Tout cela se déroule alors qu’apparaissent les premiers signes d’une résurgence de la pandémie. L’échantillonnage des eaux usées en Ontario et en Saskatchewan révèle en effet des niveaux élevés de COVID-19, ce qui suggère le début d’une nouvelle vague alimentée par le nouveau sous-variant BA.2 d’Omicron. En outre, le médecin en chef de l’Ontario, le Dr Kieran Moore, a déclaré que le nombre de personnes nouvellement infectées par la COVID-19 en Ontario chaque jour est probablement dix fois supérieur au nombre enregistré de 2000.

Pendant ce temps, le gouvernement libéral fédéral, dirigé par le premier ministre Justin Trudeau, facilite une fois de plus l’imposition par les gouvernements provinciaux des diktats de Bay Street, tout en se posant cyniquement en adversaire de la politique d’immunité collective. Pas une seule fois pendant toute la durée de la pandémie, le gouvernement fédéral n’a invoqué la Loi sur les mesures d’urgence pour déclarer une urgence nationale et coordonner une réponse nationale pour éliminer le virus, alors que cela aurait pu sauver des dizaines de milliers de vies. Au lieu de cela, leur réponse à la pandémie a été de consolider les profits et les richesses de la classe dirigeante, notamment en leur accordant plus de 650 milliards de dollars de renflouement à partir du printemps 2020. D’autre part, le gouvernement Trudeau a prolongé les rations de pauvreté par le biais de l’allocation limitée de la Prestation canadienne d’urgence (PCU) pour les travailleurs mis à pied pendant la pandémie.

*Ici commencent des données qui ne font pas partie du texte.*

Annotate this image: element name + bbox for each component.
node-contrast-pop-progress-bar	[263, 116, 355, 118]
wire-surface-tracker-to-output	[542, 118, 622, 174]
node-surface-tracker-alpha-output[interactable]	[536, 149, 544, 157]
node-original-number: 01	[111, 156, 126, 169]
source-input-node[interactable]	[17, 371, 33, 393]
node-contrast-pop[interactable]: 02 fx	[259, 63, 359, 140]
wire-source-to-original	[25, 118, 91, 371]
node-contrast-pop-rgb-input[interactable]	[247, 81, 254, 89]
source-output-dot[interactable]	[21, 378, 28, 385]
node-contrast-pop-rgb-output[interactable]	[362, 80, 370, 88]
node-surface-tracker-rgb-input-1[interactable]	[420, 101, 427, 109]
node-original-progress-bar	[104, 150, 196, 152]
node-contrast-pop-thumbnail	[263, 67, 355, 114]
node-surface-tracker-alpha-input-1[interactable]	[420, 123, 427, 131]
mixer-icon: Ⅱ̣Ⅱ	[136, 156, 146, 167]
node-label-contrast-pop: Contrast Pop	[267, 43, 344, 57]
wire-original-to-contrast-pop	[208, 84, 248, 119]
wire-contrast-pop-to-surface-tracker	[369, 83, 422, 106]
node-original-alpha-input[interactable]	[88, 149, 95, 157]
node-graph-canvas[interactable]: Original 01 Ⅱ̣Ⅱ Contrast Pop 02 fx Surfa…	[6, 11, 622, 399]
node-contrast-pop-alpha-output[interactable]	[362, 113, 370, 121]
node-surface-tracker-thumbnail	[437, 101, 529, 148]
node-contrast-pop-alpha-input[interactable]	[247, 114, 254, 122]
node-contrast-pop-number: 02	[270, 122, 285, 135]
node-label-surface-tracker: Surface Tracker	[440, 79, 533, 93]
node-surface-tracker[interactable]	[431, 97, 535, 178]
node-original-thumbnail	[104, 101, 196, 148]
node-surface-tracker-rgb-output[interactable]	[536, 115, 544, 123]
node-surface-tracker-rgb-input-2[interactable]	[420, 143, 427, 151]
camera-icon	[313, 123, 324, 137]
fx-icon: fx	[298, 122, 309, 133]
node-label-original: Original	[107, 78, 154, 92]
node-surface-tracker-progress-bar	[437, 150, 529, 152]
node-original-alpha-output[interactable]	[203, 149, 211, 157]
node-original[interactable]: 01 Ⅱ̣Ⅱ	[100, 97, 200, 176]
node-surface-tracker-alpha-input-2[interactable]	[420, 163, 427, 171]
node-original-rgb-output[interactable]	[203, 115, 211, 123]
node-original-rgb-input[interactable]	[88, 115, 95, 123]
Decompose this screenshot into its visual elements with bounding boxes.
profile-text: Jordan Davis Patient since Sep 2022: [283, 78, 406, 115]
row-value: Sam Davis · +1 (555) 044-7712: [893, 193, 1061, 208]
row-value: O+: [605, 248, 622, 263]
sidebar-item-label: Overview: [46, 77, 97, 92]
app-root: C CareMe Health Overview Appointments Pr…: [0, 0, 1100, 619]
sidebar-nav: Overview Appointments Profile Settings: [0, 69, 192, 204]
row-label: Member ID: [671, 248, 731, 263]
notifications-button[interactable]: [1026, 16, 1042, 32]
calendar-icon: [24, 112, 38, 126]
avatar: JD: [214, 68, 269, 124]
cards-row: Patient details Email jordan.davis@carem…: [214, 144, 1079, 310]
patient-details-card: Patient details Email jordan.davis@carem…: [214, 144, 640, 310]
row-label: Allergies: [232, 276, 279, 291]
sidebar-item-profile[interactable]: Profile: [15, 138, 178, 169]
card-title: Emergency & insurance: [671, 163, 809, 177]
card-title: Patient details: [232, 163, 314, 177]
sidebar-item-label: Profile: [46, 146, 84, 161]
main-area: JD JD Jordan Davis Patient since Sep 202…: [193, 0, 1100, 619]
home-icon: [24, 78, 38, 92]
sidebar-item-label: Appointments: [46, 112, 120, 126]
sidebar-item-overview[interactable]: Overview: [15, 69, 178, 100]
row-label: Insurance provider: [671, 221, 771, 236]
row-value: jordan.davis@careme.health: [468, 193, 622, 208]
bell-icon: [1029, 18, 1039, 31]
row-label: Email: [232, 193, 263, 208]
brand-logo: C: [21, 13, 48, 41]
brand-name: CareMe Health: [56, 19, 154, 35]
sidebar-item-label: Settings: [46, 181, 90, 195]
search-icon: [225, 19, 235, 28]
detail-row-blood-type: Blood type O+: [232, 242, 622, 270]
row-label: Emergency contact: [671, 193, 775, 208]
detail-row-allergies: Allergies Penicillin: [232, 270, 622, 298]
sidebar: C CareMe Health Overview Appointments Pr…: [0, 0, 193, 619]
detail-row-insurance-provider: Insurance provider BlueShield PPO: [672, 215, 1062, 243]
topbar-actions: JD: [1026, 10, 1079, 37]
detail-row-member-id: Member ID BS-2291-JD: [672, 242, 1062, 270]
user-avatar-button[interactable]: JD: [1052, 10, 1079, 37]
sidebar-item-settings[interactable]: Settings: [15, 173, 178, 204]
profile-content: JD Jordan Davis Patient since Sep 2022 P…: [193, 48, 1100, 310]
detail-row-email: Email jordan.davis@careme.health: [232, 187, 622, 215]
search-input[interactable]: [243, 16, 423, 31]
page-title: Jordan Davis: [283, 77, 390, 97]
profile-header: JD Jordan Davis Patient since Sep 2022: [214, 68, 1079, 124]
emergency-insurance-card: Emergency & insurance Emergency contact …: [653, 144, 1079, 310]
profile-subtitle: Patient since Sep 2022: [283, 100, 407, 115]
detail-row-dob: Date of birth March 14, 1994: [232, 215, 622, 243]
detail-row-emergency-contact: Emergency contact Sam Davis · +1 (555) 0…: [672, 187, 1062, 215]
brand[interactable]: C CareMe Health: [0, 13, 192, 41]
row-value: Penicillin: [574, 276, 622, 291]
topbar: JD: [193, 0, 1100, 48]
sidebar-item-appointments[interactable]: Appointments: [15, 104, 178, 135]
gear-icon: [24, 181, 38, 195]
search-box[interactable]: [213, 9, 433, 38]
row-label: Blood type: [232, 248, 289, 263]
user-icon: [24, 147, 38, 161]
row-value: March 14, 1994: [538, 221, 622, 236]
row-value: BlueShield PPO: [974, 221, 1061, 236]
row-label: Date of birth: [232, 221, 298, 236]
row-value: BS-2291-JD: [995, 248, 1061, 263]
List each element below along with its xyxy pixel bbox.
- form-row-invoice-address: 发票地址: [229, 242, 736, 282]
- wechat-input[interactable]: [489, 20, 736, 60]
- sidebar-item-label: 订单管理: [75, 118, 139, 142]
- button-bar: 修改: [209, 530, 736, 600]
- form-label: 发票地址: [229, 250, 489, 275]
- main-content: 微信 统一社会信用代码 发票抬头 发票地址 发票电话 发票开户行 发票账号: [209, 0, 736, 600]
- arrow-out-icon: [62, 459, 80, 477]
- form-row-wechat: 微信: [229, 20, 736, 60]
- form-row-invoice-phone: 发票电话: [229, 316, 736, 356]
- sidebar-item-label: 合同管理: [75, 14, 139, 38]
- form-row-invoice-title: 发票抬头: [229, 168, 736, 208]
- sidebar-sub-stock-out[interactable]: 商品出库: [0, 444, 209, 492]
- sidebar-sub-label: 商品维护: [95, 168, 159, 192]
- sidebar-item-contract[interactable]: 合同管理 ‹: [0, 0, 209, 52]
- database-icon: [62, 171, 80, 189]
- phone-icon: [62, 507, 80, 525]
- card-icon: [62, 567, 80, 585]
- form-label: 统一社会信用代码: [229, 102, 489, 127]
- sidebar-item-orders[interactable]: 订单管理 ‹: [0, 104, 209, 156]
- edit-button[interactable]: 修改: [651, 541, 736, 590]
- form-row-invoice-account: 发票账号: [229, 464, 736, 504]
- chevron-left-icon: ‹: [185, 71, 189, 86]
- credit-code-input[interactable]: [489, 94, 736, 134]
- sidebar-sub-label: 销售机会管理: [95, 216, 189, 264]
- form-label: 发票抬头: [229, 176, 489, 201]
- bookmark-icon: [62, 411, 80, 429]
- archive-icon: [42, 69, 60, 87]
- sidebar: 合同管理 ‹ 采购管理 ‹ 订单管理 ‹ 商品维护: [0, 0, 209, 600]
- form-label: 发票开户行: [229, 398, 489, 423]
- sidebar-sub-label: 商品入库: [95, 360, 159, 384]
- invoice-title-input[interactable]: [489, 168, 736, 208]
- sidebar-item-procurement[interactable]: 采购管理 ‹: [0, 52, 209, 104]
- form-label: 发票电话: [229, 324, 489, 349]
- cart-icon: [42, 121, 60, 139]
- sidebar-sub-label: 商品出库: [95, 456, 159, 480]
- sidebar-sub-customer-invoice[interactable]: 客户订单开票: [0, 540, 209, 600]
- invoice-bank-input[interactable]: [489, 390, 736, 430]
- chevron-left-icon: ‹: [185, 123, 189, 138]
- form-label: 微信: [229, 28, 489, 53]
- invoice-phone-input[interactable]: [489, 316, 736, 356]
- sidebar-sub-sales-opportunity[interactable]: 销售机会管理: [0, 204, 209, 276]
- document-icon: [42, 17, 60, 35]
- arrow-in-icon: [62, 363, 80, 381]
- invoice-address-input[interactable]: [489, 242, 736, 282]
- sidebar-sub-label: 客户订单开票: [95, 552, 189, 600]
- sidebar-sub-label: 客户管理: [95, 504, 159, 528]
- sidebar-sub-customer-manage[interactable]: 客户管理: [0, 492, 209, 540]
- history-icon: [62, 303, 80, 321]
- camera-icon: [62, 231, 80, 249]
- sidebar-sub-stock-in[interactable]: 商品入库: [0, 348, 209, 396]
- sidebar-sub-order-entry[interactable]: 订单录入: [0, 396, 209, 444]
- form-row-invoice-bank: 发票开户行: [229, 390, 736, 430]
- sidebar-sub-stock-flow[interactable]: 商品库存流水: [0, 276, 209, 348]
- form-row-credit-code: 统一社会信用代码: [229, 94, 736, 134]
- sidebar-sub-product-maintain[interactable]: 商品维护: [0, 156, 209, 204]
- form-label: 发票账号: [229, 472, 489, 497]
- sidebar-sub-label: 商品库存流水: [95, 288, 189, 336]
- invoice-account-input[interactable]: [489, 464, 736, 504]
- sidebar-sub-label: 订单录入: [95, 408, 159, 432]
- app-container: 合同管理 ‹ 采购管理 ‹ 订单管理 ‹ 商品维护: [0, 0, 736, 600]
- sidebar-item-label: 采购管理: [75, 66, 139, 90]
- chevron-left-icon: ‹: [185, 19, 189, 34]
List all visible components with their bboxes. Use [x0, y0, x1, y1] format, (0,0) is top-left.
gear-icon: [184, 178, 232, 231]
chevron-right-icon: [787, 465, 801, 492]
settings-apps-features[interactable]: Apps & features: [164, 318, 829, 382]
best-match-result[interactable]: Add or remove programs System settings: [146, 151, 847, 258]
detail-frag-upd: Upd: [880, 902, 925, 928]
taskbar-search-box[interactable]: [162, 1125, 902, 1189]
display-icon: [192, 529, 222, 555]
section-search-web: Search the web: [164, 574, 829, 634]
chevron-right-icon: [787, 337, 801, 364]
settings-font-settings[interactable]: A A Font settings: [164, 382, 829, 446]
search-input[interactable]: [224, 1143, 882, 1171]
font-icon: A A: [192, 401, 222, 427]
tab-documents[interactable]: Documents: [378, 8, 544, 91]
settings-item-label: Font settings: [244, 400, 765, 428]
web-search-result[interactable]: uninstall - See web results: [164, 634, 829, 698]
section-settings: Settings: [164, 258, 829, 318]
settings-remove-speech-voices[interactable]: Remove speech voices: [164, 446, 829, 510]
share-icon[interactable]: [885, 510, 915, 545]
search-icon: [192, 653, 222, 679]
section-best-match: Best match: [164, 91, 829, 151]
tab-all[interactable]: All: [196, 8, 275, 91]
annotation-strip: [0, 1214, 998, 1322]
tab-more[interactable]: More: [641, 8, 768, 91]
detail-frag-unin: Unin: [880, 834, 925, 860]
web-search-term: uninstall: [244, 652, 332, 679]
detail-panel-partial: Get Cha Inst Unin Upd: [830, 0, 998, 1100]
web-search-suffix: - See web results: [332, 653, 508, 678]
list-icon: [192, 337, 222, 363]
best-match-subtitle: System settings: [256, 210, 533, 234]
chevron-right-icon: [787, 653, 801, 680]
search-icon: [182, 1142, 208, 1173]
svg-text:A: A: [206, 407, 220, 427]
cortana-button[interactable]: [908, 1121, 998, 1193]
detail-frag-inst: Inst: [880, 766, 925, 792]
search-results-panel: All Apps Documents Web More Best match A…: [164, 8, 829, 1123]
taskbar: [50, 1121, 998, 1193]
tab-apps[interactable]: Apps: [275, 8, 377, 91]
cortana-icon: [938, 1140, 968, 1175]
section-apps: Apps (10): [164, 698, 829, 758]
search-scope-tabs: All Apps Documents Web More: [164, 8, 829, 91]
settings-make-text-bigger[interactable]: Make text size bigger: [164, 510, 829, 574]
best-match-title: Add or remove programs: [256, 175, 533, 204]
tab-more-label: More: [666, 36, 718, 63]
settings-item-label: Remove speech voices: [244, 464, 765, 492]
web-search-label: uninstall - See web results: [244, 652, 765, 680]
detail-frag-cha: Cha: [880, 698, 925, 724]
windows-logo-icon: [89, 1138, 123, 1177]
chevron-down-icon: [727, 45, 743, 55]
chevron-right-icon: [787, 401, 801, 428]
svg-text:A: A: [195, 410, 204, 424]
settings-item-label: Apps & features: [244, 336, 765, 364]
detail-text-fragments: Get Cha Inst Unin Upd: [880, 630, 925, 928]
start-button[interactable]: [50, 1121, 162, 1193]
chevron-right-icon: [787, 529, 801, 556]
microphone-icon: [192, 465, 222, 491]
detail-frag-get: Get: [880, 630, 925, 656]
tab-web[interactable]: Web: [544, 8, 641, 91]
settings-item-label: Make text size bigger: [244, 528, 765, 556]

La responsabilité principale de la calamité qui s’est abattue sur les travailleurs au Canada incombe à la bureaucratie syndicale et au NPD, qui ont soutenu le gouvernement libéral minoritaire pendant toute la durée de la pandémie et sont complices de la mort de dizaines de milliers de personnes.

Au lieu de lutter pour la sécurité de leurs membres et de leurs familles, la bureaucratie syndicale a étouffé et saboté tous les efforts des travailleurs pour s’opposer à la politique d’immunité collective et créer des conditions de travail plus sûres. Cela inclut, sans s’y limiter, la fermeture de toute discussion de mener des actions de grève pour s’opposer à la réouverture dangereuse des écoles et aux conditions de travail dangereuses, et son intervention active pour empêcher toute contre-manifestation de gauche pour s’opposer au Convoi de la liberté.

Le démantèlement des mesures de santé publique relatives à la COVID-19 va entraîner une recrudescence des hospitalisations et des décès. S’opposer à ces politiques homicides nécessite la construction d’un mouvement de lutte pour une stratégie d’élimination de la COVID-19: un mouvement qui doit être basé sur la classe ouvrière et qui unira les travailleurs de tous les pays dans une lutte commune contre les politiques d’immunité collective capitalistes.